The recent annual meeting of the American Historical Association featured a panel on Google Books. Dan Cohen spoke more in favor and Paul Duguid more against; they were joined by Brandon Badger from Google.
Here’s the Inside Higher Ed story; here are videos of Cohen and Duguid. Cohen has posted his remarks. Here’s a sample:
Is Google good for history? Of course it is. We historians are searchers and sifters of evidence. Google is probably the most powerful tool in human history for doing just that. It has constructed a deceptively simple way to scan billions of documents instantaneously, and it has spent hundreds of millions of dollars of its own money to allow us to read millions of books in our pajamas. Good? How about Great? …

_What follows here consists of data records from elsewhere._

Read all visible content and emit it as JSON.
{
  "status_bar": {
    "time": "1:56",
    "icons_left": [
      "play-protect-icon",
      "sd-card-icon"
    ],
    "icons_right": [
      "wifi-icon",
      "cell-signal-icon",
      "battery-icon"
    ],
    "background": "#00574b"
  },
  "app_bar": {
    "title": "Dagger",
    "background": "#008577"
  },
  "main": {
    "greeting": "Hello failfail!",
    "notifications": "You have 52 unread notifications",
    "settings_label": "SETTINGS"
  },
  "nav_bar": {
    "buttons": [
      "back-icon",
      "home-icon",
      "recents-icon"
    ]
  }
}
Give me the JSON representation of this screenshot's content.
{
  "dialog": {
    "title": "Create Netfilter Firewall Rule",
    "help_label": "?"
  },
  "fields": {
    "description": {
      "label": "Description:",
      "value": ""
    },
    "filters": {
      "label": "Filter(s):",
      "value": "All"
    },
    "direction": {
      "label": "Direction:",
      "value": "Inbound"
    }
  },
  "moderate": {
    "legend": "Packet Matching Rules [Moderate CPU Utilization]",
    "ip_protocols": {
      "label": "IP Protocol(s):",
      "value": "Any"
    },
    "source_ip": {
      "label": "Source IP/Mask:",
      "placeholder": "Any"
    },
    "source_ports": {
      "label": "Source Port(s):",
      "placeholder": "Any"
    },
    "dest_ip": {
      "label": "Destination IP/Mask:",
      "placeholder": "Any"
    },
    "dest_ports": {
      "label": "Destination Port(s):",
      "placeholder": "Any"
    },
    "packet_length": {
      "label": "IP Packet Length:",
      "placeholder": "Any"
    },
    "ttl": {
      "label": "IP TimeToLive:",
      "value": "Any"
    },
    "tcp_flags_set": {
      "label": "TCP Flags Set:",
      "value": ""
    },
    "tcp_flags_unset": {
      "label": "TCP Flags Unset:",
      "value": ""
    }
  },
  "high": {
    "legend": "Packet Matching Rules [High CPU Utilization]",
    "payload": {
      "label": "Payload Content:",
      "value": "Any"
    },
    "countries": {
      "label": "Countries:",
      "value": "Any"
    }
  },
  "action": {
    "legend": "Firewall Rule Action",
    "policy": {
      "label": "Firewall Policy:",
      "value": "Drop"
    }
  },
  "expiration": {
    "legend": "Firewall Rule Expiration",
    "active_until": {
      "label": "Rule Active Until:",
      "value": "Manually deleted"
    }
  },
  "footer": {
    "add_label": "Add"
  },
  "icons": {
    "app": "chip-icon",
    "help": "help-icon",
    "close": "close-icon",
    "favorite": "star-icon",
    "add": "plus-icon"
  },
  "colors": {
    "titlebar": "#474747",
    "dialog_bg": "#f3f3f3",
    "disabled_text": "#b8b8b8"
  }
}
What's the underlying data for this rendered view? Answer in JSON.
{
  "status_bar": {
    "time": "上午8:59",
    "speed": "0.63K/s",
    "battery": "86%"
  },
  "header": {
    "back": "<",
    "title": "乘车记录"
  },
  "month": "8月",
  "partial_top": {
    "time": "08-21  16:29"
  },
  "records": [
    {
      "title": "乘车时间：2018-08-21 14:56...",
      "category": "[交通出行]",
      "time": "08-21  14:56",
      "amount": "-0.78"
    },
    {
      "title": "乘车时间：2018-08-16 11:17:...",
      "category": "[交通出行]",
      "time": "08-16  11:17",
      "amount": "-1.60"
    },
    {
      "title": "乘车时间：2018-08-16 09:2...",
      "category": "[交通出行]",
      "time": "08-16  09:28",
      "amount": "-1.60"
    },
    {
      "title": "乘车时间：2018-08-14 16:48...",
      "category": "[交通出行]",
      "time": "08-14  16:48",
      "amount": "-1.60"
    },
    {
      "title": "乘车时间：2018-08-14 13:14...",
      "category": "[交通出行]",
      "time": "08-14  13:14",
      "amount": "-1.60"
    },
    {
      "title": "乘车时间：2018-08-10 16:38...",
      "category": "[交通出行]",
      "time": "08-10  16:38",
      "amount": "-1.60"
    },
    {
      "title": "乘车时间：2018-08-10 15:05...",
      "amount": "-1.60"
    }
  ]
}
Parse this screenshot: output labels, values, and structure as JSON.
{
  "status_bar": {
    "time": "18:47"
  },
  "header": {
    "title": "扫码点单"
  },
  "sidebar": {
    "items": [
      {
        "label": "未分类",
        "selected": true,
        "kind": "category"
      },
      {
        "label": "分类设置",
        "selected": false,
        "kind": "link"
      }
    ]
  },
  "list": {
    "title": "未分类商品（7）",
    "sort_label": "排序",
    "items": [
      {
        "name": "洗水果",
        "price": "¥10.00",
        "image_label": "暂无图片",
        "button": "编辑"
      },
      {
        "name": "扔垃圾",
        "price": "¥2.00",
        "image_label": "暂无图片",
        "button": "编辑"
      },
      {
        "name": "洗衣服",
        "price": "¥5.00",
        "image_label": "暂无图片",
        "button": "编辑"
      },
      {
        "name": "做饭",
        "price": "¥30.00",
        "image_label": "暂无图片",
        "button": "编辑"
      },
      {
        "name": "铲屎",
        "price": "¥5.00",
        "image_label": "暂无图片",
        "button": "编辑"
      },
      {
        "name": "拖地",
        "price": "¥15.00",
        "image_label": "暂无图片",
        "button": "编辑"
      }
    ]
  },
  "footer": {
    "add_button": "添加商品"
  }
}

Google is also good for history in that it challenges age-old assumptions about the way we have done history. Before the dawn of massive digitization projects and their equally important indices, we necessarily had to pick and choose from a sea of analog documents. All of that searching and sifting we did, and the particular documents and evidence we chose to write on, were—let’s admit it—prone to many errors. Read it all, we were told in graduate school. But who ever does? We sift through large archives based on intuition; occasionally we even find important evidence by sheer luck. We have sometimes made mountains out of molehills because, well, we only have time to sift through molehills, not mountains. Regardless of our technique, we always leave something out; in an analog world we have rarely been comprehensive.